Perpetrator Studies Network

Mirroring Evil Revisited

Mirroring Evil Revisited took place at Utrecht University on March 22-24, 2018.

Description:

The controversial and groundbreaking exhibition Mirroring Evil, which opened at the Jewish Museum in New York City in 2002, brought together a range of contemporary artworks revolving around Nazi imagery. The exhibition departed from earlier artistic events about the Holocaust in its focus on representations of perpetrators, and showcased a new generation of artists whose relation to Nazi crimes was primarily shaped through mass media and popular culture. Mirroring Evil has become key reference points for art history, Holocaust studies, museum education, and, more recently, the emerging field of perpetrator studies, and brought to the fore major questions which are still debated today: What role does art play vis-à-vis the memory of the Holocaust and other stories of extreme violence? How do museums curate “difficult knowledge”? How can we teach about perpetrators through visual and artistic media? How do artistic exhibitions interact with other social spaces and practices of Holocaust remembrance? Our workshop, “Mirroring Evil Revisited,” not only reflected on the legacy and relevance of the exhibition for today, it also opened up the discussion to include other traumatic legacies and contemporary issues.

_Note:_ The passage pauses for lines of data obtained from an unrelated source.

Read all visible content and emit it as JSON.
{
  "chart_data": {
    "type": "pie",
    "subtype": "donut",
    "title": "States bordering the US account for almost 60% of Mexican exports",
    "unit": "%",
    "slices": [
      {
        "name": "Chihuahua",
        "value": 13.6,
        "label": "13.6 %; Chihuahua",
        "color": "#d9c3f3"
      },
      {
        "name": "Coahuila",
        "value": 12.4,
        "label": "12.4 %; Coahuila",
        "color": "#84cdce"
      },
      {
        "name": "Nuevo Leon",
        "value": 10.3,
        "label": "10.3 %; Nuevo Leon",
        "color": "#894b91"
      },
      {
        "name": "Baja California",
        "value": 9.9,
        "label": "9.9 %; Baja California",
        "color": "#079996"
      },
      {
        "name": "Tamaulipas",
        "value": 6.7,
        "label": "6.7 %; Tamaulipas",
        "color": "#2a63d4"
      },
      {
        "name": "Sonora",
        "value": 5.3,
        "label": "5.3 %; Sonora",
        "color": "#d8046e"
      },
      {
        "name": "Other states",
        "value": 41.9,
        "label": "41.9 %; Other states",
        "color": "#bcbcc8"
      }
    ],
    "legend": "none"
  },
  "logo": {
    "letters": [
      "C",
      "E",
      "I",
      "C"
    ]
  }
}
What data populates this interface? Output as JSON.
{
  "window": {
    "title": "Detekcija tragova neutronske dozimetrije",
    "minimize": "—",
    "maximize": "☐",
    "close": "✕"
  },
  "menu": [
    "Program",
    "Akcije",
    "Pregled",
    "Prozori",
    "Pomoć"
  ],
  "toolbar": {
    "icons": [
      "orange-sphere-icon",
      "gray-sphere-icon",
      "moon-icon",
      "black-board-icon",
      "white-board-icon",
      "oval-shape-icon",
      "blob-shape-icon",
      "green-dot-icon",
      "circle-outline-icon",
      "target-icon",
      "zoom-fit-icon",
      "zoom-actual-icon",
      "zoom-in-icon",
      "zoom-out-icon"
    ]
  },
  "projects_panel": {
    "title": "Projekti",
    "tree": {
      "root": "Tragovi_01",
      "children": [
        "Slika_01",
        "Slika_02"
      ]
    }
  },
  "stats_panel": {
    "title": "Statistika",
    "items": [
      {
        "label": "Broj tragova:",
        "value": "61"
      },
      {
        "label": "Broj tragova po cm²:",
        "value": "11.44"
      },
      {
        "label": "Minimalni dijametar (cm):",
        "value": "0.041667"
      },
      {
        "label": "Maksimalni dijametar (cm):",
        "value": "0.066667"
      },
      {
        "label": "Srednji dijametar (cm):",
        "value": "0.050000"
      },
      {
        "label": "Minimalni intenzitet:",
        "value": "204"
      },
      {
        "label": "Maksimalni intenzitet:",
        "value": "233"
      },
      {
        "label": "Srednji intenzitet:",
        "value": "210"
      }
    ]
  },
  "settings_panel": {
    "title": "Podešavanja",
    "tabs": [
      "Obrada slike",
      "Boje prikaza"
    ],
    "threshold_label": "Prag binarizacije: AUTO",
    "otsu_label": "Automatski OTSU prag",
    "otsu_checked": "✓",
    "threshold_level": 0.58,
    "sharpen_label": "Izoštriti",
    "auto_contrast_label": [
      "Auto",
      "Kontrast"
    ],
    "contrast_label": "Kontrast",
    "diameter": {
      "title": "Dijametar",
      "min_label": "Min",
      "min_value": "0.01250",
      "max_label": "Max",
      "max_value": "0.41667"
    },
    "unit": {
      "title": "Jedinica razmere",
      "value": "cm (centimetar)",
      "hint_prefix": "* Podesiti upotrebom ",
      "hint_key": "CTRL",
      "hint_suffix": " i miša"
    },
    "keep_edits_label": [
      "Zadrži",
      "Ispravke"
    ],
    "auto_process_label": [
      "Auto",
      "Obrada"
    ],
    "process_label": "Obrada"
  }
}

The ethical issues of empathy, voyeurism, fascination and commodification raised in Mirroring Evil resonated strongly after 9/11 and the resulting “war on terror” at home and abroad. In the workshop and its follow-up projects we want to address these issues anew in the context of the current refugee crisis, the radicalization of society, and the worrisome “un-democratization” happening in parts of the Western world. Concepts such as evil, ordinariness, and banality, but also issues such as free speech and education need to be critically revisited taking into account our transformed relation to mass media, images, and the pervasive visual representation of extreme violence, due to advanced technologies of communication and the rise of participatory forms of activism and citizenship. Holocaust education is only slowly picking up on these developments. While there is substantial work on Holocaust education and Holocaust art respectively, there is comparatively little work exploring the connections between the two. These are precisely these connections we want to investigate further. Moreover, we want to go beyond the historical and geographic scope of the original exhibition by considering representations of other genocides and acts of mass violence. This includes not only iconic images of perpetrators of the genocides in Rwanda, Cambodia, Yugoslavia, Indonesia, etc., as well as, of course, artworks about totalitarian dictators more generally, but also representations of international terrorism, drone warfare, and potential war crimes perpetrated by Western democratic perpetrators.

A guiding principle behind the project is a commitment to interdisciplinarity and “multidirectionality,” i.e. we take a comparative approach, exploring how certain modes of representation of perpetrators travel across national, cultural, and historical boundaries. This includes the re-importation of non-Holocaust iconography into the representation of Nazi perpetrators.